BACHELOR PAD SCHOOLHOUSE
Photographer Keita Inoue captures traces of a solitary life interrupted.
Words by Ned Morgan
It feels like trespassing. Maybe because it is trespassing. We’re in the Bachelor’s kitchen and it’s a mess—upturned boxes, piles of letters and files, clothing, shoes, appliances in unruly piles. The schoolhouse-turned-home is abandoned, and was never cleaned out after its resident died 10 years ago. We may be trespassing, but the house is not posted with signs. The outer door is closed but not locked, and all the windows, save a quarter-pane in the basement, are intact, as is the roof and structure generally. The interior is disordered and musty and the ceiling caved in, disgorging plaster and insulation—but beyond that, it’s as if the Bachelor went away for the weekend, never to return.

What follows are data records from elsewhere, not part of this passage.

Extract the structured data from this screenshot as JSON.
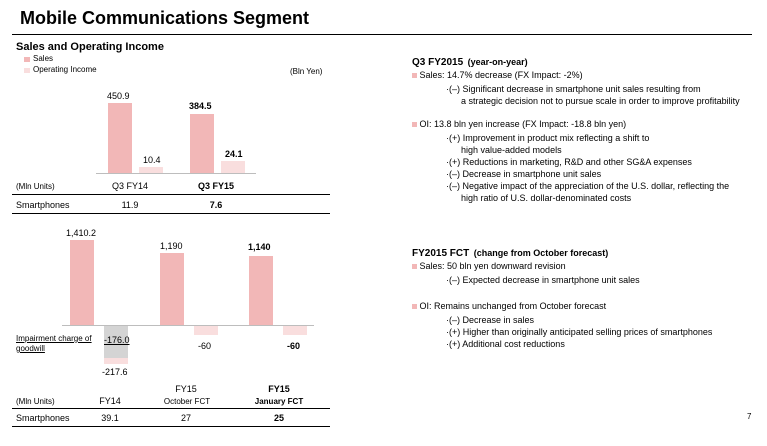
{
  "title": "Mobile Communications Segment",
  "left_top": {
    "heading": "Sales and Operating Income",
    "legend": {
      "sales": "Sales",
      "oi": "Operating Income"
    },
    "unit": "(Bln Yen)",
    "values": {
      "q3fy14_sales": "450.9",
      "q3fy14_oi": "10.4",
      "q3fy15_sales": "384.5",
      "q3fy15_oi": "24.1"
    },
    "row_unit": "(Mln Units)",
    "col_q3fy14": "Q3 FY14",
    "col_q3fy15": "Q3 FY15",
    "row_label": "Smartphones",
    "units_q3fy14": "11.9",
    "units_q3fy15": "7.6"
  },
  "left_bottom": {
    "values": {
      "fy14_sales": "1,410.2",
      "fy14_impair": "-176.0",
      "fy14_oi": "-217.6",
      "oct_sales": "1,190",
      "oct_oi": "-60",
      "jan_sales": "1,140",
      "jan_oi": "-60"
    },
    "impairment_label_1": "Impairment charge of",
    "impairment_label_2": "goodwill",
    "row_unit": "(Mln Units)",
    "col_fy14": "FY14",
    "col_oct_1": "FY15",
    "col_oct_2": "October FCT",
    "col_jan_1": "FY15",
    "col_jan_2": "January FCT",
    "row_label": "Smartphones",
    "units_fy14": "39.1",
    "units_oct": "27",
    "units_jan": "25"
  },
  "right_q3": {
    "heading": "Q3 FY2015",
    "heading_suffix": "(year-on-year)",
    "sales_line": "Sales: 14.7% decrease (FX Impact:  -2%)",
    "sales_sub_1": "(–) Significant decrease in smartphone unit sales resulting from",
    "sales_sub_1b": "a strategic decision not to pursue scale in order to improve profitability",
    "oi_line": "OI: 13.8 bln yen increase (FX Impact:  -18.8 bln yen)",
    "oi_sub_1": "(+) Improvement in product mix reflecting a shift to",
    "oi_sub_1b": "high value-added models",
    "oi_sub_2": "(+) Reductions in marketing, R&D and other SG&A expenses",
    "oi_sub_3": "(–) Decrease in smartphone unit sales",
    "oi_sub_4": "(–) Negative impact of the appreciation of the U.S. dollar, reflecting the",
    "oi_sub_4b": "high ratio of U.S. dollar-denominated costs"
  },
  "right_fct": {
    "heading": "FY2015 FCT",
    "heading_suffix": "(change from October forecast)",
    "sales_line": "Sales: 50 bln yen downward revision",
    "sales_sub_1": "(–) Expected decrease in smartphone unit sales",
    "oi_line": "OI: Remains unchanged from October forecast",
    "oi_sub_1": "(–) Decrease in sales",
    "oi_sub_2": "(+) Higher than originally anticipated selling prices of smartphones",
    "oi_sub_3": "(+) Additional cost reductions"
  },
  "page_number": "7",
  "colors": {
    "sales": "#f2b7b7",
    "oi": "#f9dede",
    "impairment": "#d4d4d4"
  }
}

I call him “Bachelor” because he was clearly single and because I won’t give you his name, to protect his family’s privacy. I’m in the schoolhouse at an undisclosed location with photographer Keita Inoue, whose work focuses on abandoned spaces—but this house is a bonus. Unlike many of the structures he shoots, it is easily accessed, and it’s full of photogenic material. There’s a story lying in this scattered profusion of papers, photos, postcards, clothes, mementoes and bric-a-brac, if it could be reliably told. Because it can’t, we’ll rely on Inoue’s photography to pick out the richest clues and arrive at a kind of open-ended, endlessly evocative narrative of a life in fragments.